Теперь нужна была личная печать аталыка. Как ее достать? Ефремов, лихорадочно думая об этом, бродил по саду, и грамота жгла ему руку. Свобода была зажата в руке! Но куда она годна без печати… Ворваться к аталыку, убить его и забрать печать? Так бывает только в сказках о Бове Королевиче. Через порог не успеешь шагнуть, убьют стражники. Выманить печать хитростью? Но Данияль-бий хитрее змеи, его не обманешь.

Зашелестели кусты, и на дорожку вышла ключница. Ефремов торопливо сунул грамоту за пазуху.

Но она заметила, и губы у нее дрогнули в легкой усмешке.

— Уезжаешь, Яфрем-джан? — спросила она, глядя ему прямо в глаза.

— Да, посылает вот аталык, — ответил неохотно Ефремов.

— Далеко? — она все заглядывала ему в глаза.

— В Хиву.

Она все смотрела, и он, смутившись, отвел глаза.

— Навсегда, Яфрем-джан? — тихо спросила женщина. — Почему ты молчишь? Я знаю. Сердца не обманешь. Я видела, как вы шептались втроем. Я все знаю.

Он молчал. Она долго ждала ответа, потом вдруг сказала:

— Дай мне грамоту.

Ефремов напрягся, как перед прыжком.

— Дай мне грамоту! — властно повторила она, протягивая руку. — Я была у писца, я все знаю. Давай же грамоту — она у тебя без печати.

И прежде чем Ефремов опомнился, ключница ловко выхватила у него грамоту и скрылась в кустах.

— Продаст она нас аталыку, — сказал Степан Родионов, узнав о случившемся. — Бежать надо не мешкая.

Егор угрюмо молчал, попыхивая цигаркой, задумчиво посматривал на Ефремова.

— Кони оседланы. Подождем, — наконец сказал старик.

Ждали в саду до обеда, стараясь все время держаться возле калитки, где к стволу старого карагача были привязаны оседланные кони. Оглядывались на каждый шорох, но ключницу заметили, когда та оказалась шагах в четырех от них.

Она шла по дорожке легко и бесшумно — простоволосая, в розовом праздничном платье, с трубочкой серой бумаги в руке. Все трое, не отрываясь, смотрели на эту бумагу.

Женщина подошла и молча протянула грамоту Филиппу.
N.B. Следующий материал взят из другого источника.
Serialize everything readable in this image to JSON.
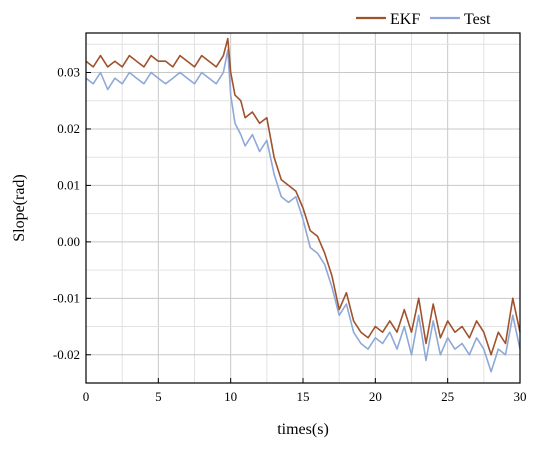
{
  "chart_data": {
    "type": "line",
    "title": "",
    "xlabel": "times(s)",
    "ylabel": "Slope(rad)",
    "xlim": [
      0,
      30
    ],
    "ylim": [
      -0.025,
      0.037
    ],
    "xticks": [
      0,
      5,
      10,
      15,
      20,
      25,
      30
    ],
    "yticks": [
      -0.02,
      -0.01,
      0.0,
      0.01,
      0.02,
      0.03
    ],
    "xtick_labels": [
      "0",
      "5",
      "10",
      "15",
      "20",
      "25",
      "30"
    ],
    "ytick_labels": [
      "-0.02",
      "-0.01",
      "0.00",
      "0.01",
      "0.02",
      "0.03"
    ],
    "grid": true,
    "legend_position": "top-right",
    "series": [
      {
        "name": "EKF",
        "color": "#a0522d",
        "x": [
          0,
          0.5,
          1,
          1.5,
          2,
          2.5,
          3,
          3.5,
          4,
          4.5,
          5,
          5.5,
          6,
          6.5,
          7,
          7.5,
          8,
          8.5,
          9,
          9.5,
          9.8,
          10,
          10.3,
          10.7,
          11,
          11.5,
          12,
          12.5,
          13,
          13.5,
          14,
          14.5,
          15,
          15.5,
          16,
          16.5,
          17,
          17.5,
          18,
          18.5,
          19,
          19.5,
          20,
          20.5,
          21,
          21.5,
          22,
          22.5,
          23,
          23.5,
          24,
          24.5,
          25,
          25.5,
          26,
          26.5,
          27,
          27.5,
          28,
          28.5,
          29,
          29.5,
          30
        ],
        "y": [
          0.032,
          0.031,
          0.033,
          0.031,
          0.032,
          0.031,
          0.033,
          0.032,
          0.031,
          0.033,
          0.032,
          0.032,
          0.031,
          0.033,
          0.032,
          0.031,
          0.033,
          0.032,
          0.031,
          0.033,
          0.036,
          0.03,
          0.026,
          0.025,
          0.022,
          0.023,
          0.021,
          0.022,
          0.015,
          0.011,
          0.01,
          0.009,
          0.006,
          0.002,
          0.001,
          -0.002,
          -0.006,
          -0.012,
          -0.009,
          -0.014,
          -0.016,
          -0.017,
          -0.015,
          -0.016,
          -0.014,
          -0.016,
          -0.012,
          -0.016,
          -0.01,
          -0.018,
          -0.011,
          -0.017,
          -0.014,
          -0.016,
          -0.015,
          -0.017,
          -0.014,
          -0.016,
          -0.02,
          -0.016,
          -0.018,
          -0.01,
          -0.016
        ]
      },
      {
        "name": "Test",
        "color": "#8ea8d8",
        "x": [
          0,
          0.5,
          1,
          1.5,
          2,
          2.5,
          3,
          3.5,
          4,
          4.5,
          5,
          5.5,
          6,
          6.5,
          7,
          7.5,
          8,
          8.5,
          9,
          9.5,
          9.8,
          10,
          10.3,
          10.7,
          11,
          11.5,
          12,
          12.5,
          13,
          13.5,
          14,
          14.5,
          15,
          15.5,
          16,
          16.5,
          17,
          17.5,
          18,
          18.5,
          19,
          19.5,
          20,
          20.5,
          21,
          21.5,
          22,
          22.5,
          23,
          23.5,
          24,
          24.5,
          25,
          25.5,
          26,
          26.5,
          27,
          27.5,
          28,
          28.5,
          29,
          29.5,
          30
        ],
        "y": [
          0.029,
          0.028,
          0.03,
          0.027,
          0.029,
          0.028,
          0.03,
          0.029,
          0.028,
          0.03,
          0.029,
          0.028,
          0.029,
          0.03,
          0.029,
          0.028,
          0.03,
          0.029,
          0.028,
          0.03,
          0.034,
          0.026,
          0.021,
          0.019,
          0.017,
          0.019,
          0.016,
          0.018,
          0.012,
          0.008,
          0.007,
          0.008,
          0.004,
          -0.001,
          -0.002,
          -0.004,
          -0.008,
          -0.013,
          -0.011,
          -0.016,
          -0.018,
          -0.019,
          -0.017,
          -0.018,
          -0.016,
          -0.019,
          -0.015,
          -0.02,
          -0.013,
          -0.021,
          -0.014,
          -0.02,
          -0.017,
          -0.019,
          -0.018,
          -0.02,
          -0.017,
          -0.019,
          -0.023,
          -0.019,
          -0.02,
          -0.013,
          -0.019
        ]
      }
    ]
  }
}
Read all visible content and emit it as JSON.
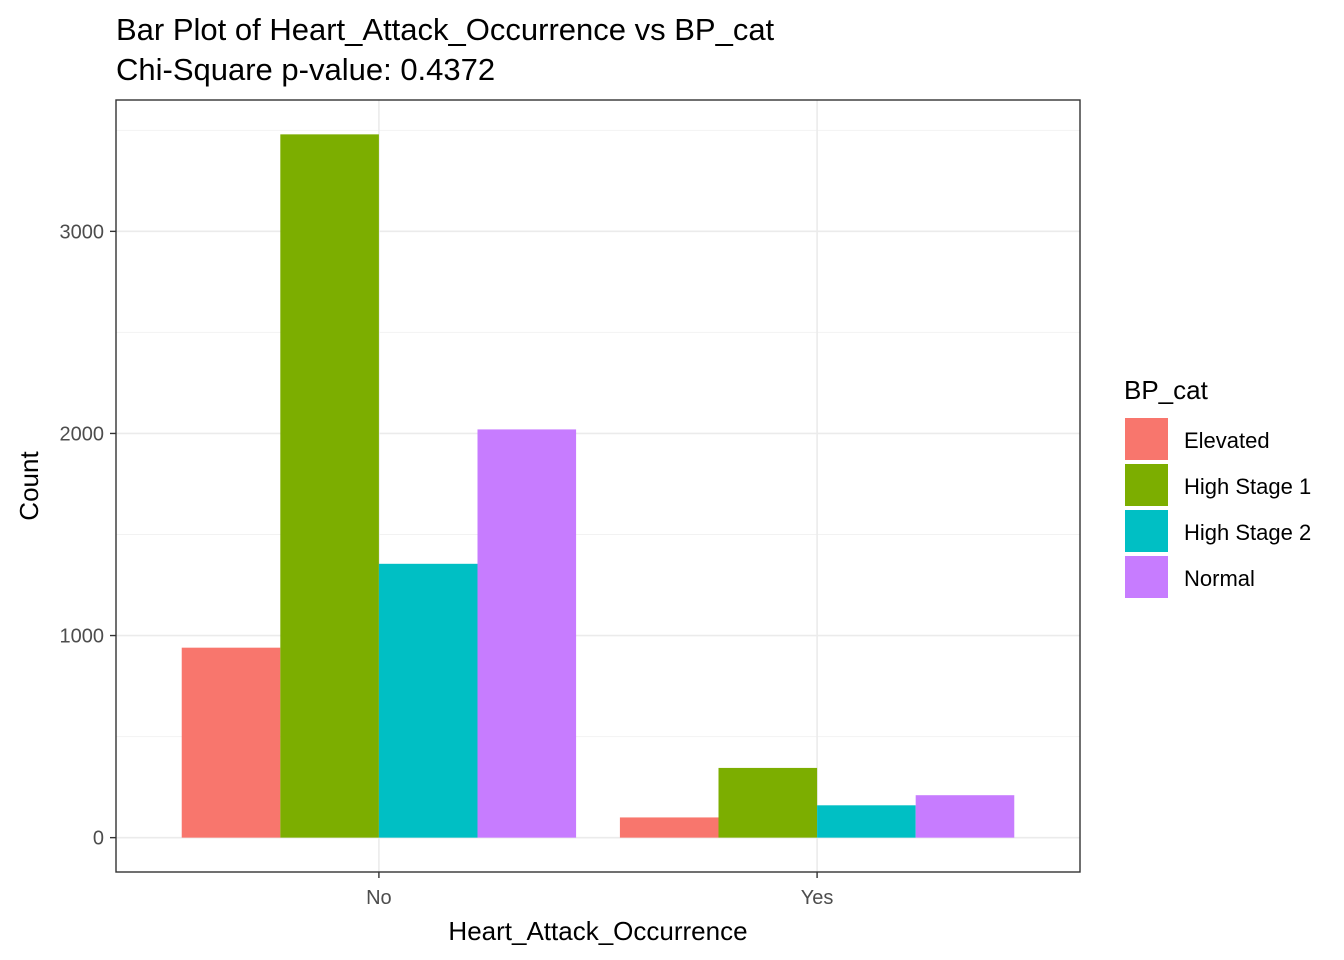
{
  "chart_data": {
    "type": "bar",
    "title": "Bar Plot of Heart_Attack_Occurrence vs BP_cat",
    "subtitle": "Chi-Square p-value: 0.4372",
    "xlabel": "Heart_Attack_Occurrence",
    "ylabel": "Count",
    "categories": [
      "No",
      "Yes"
    ],
    "series": [
      {
        "name": "Elevated",
        "color": "#F8766D",
        "values": [
          940,
          100
        ]
      },
      {
        "name": "High Stage 1",
        "color": "#7CAE00",
        "values": [
          3480,
          345
        ]
      },
      {
        "name": "High Stage 2",
        "color": "#00BFC4",
        "values": [
          1355,
          160
        ]
      },
      {
        "name": "Normal",
        "color": "#C77CFF",
        "values": [
          2020,
          210
        ]
      }
    ],
    "ylim": [
      -170,
      3650
    ],
    "yticks": [
      0,
      1000,
      2000,
      3000
    ],
    "ytick_labels": [
      "0",
      "1000",
      "2000",
      "3000"
    ],
    "grid": true,
    "legend": {
      "title": "BP_cat",
      "position": "right"
    }
  }
}
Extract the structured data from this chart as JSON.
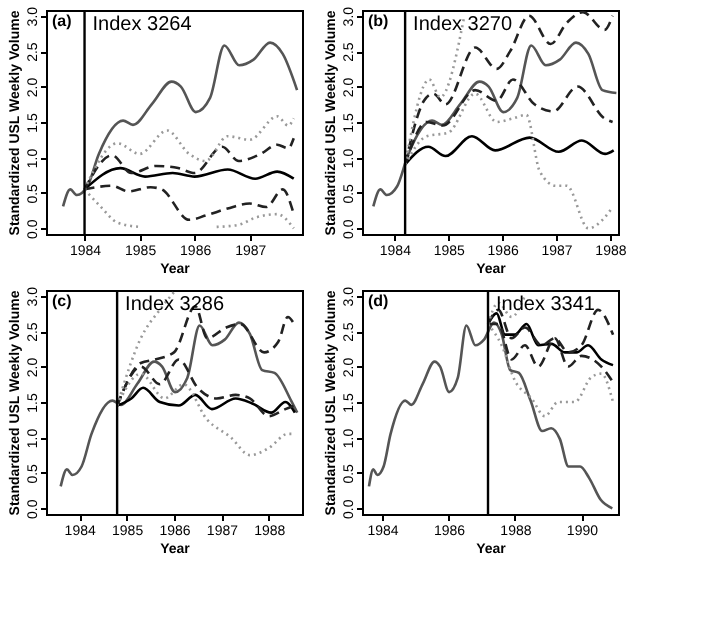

Тот развернул ее. В верхнем углу, как положено, красовалась большая печать.

— Да как удалось тебе?! — воскликнул Егор.

Ключница улыбнулась.

— Аталык любит после обеда спать, особенно если выпьет крепкой бузы. А сегодня она получилась на чудо хмельная. Он заснул, а печать выпала из-за пояса. Я ее подняла. Он так крепко спит, что печать хоть на лоб ему ставь…

Она старалась говорить весело, но губы у нее дрожали, и даже румяна не могли скрыть, как побледнело ее смуглое лицо. Филипп смотрел в ее большие, полные слез, подведенные глаза, и в душе у него разгоралось какое-то новое, неведомое прежде чувство.

Но что это было за чувство, разбираться уже не оставалось времени. Ефремов трижды, по-русски, крепко поцеловал ее и поклонился в пояс. Потом они вскочили в седла и выехали на улицу.

На повороте Филипп оглянулся. Она все стояла у ворот, печально и безнадежно опустив руки.

Беглецы выехали за город и пустили лошадей вскачь, еще не веря своей удаче. Ехали молча, только изредка переглядывались да качали головами. Ночевали в Ходженте, а через два дня уже были в Коканде. Несколько раз по пути останавливала их стража. Но, развернув грамоту, караульщики почтительно целовали красную печать и низко кланялись.

В Коканде кончались пределы Бухарского ханства. Здесь грамота была уже не нужна. Ефремов порвал ее на мелкие клочки и бросил в реку, чтобы не нашли ненароком улики при случайном обыске. Теперь беглецы стали выдавать себя за ногаев, как привыкли в России в те времена называть татар. А татарских купцов в Коканде было немало.

Пристав к каравану, шедшему в Китай, беглецы добрались до Кашгара. Город стоял на перекрестке древних торговых путей. От его четырех приземистых крепостных ворот тянулись дороги во все четыре стороны света. Пыльный воздух на базарной площади оглашали крики на многих языках.

Поджав ноги, сидели на порогах своих лавочек китайские купцы. У каждого из-под шапки свисает длинная черная коса, как у женщины. Это сначала смешило Степана Родионова, а потом он приуныл.

— Ишь куда попали — в Китай… Не домой, а все дальше от него бежим, — вздыхал он.

Ефремов начал подумывать, не проще ли пробираться в Сибирь. Но нет, говорят, закрыты туда дороги. Один Егор не падал духом. Толкался по базару, заговаривал с купцами, ковал чьих-то лошадей, расспрашивая о дальнейшем пути. Вырвавшись из плена, кузнец словно помолодел, даже плечи у него вроде прямее стали.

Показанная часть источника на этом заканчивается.